ZENESKI: I would just get cases of Brunello wine shipped from Italy. It's made from Sangiovese grapes from Tuscany region of Italy. It's one of the most well-known and probably the most expensive wine of Italy. It's absolutely delicious, my favorite, so I think that would be it.

PHILLIP: Well, we wish you many years of happiness and Brunello wine.

ZENESKI: Thank you.

PHILLIP: Cheers to you. So, Joel. take it away.

RUBIN: What's that?

PHILLIP: Take it away. What's going to be your food feature.

RUBIN: So, the best wedding I ever went it was in Guadalajara, Mexico.
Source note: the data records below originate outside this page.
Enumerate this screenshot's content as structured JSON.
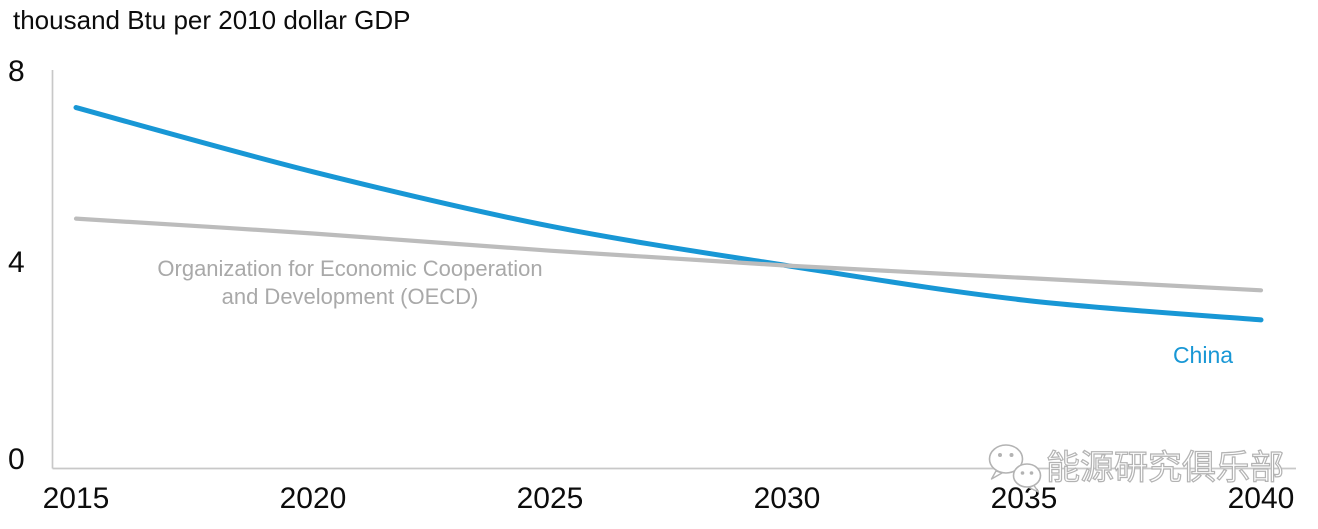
{
  "chart_data": {
    "type": "line",
    "title": "thousand Btu per 2010 dollar GDP",
    "xlabel": "",
    "ylabel": "thousand Btu per 2010 dollar GDP",
    "x": [
      2015,
      2020,
      2025,
      2030,
      2035,
      2040
    ],
    "series": [
      {
        "id": "china",
        "name": "China",
        "values": [
          7.3,
          6.0,
          4.9,
          4.1,
          3.4,
          3.0
        ],
        "color": "#1897d5"
      },
      {
        "id": "oecd",
        "name": "Organization for Economic Cooperation and Development (OECD)",
        "values": [
          5.05,
          4.75,
          4.4,
          4.1,
          3.85,
          3.6
        ],
        "color": "#bcbcbc"
      }
    ],
    "xlim": [
      2015,
      2040
    ],
    "ylim": [
      0,
      8
    ],
    "xtick_labels": [
      "2015",
      "2020",
      "2025",
      "2030",
      "2035",
      "2040"
    ],
    "ytick_labels": [
      "8",
      "4",
      "0"
    ],
    "ytick_values": [
      8,
      4,
      0
    ],
    "grid": false,
    "legend_position": "inline-annotations"
  },
  "annotations": {
    "oecd_line1": "Organization for Economic Cooperation",
    "oecd_line2": "and Development (OECD)",
    "china": "China"
  },
  "watermark": {
    "text": "能源研究俱乐部",
    "icon": "wechat-icon"
  },
  "colors": {
    "china_line": "#1897d5",
    "oecd_line": "#bcbcbc",
    "axis_line": "#c8c8c8",
    "oecd_label_text": "#a9a9a9",
    "china_label_text": "#1897d5",
    "title_text": "#0c0c0c",
    "tick_text": "#0c0c0c",
    "watermark_outline": "#b3b3b3"
  }
}
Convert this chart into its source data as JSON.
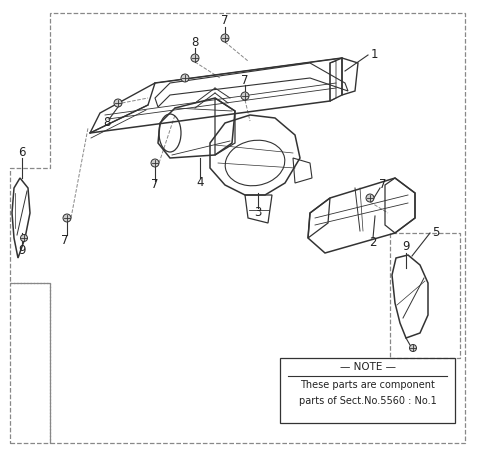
{
  "background_color": "#ffffff",
  "line_color": "#333333",
  "text_color": "#222222",
  "dash_color": "#888888",
  "note_text": [
    "NOTE",
    "These parts are component",
    "parts of Sect.No.5560 : No.1"
  ],
  "figsize": [
    4.8,
    4.53
  ],
  "dpi": 100
}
So, I would say, like a tequila fountain would be nice. And Mariachi is in the background, Scott. Scott, you've been to one of those.

PHILLIP: That sounds dangerous.

RUBIN: Yes. And a lot and always fun to be around Mexicans for --

PHILLIP: All right, Mike. Your turn.

LEON: Well, my wife is going to know this answer because I'm a chicken and rice guy. I'm very simple, but I'm a hibachi guy. So, I would have hibachi stations everywhere, steak and shrimp being thrown at me. I was going to say it in my mouth, but then I was going to say pause. But, like, that's all of that, steak and shrimp, hibachi, that's what I need on demand.

PHILLIP: That's actually a good idea. Ashley?

ALLISON: Okay. I would have the national dish of every country in the world. So, Scott, give me a country.

JENNINGS: Costa Rica.

ALLISON: Siri, what's Costa Rica's national dish?

UNKNOWN: Costa Rica's national dish is Gallo pinto.

ALLISON: Gallo pinto, which is black beans and rice. So I would have the national dish of every country in the world and people could do take a tour around the world.

[23:00:01]

PHILLIP: Scott, take it home.

JENNINGS: So, I couldn't think of, like, a specific dish I wanted, but I was thinking if money and logistics were no object, I would hire, like, a celebrity chef from the Food Network.

PHILLIP: Yes.

JENNINGS: So, Giada, if you're listening, if this ever happens to me, you're on call.

LEON: So, am I still here?

JENNINGS: I don't know if I don't know if her office is in the building here. I may slip a note under the door. But, anyway, Giada, I would bring and I would say, you cook whatever you think is best, and everybody here will love it.

PHILLIP: All right, everybody. Thank you very much, and thank you for watching Newsnight.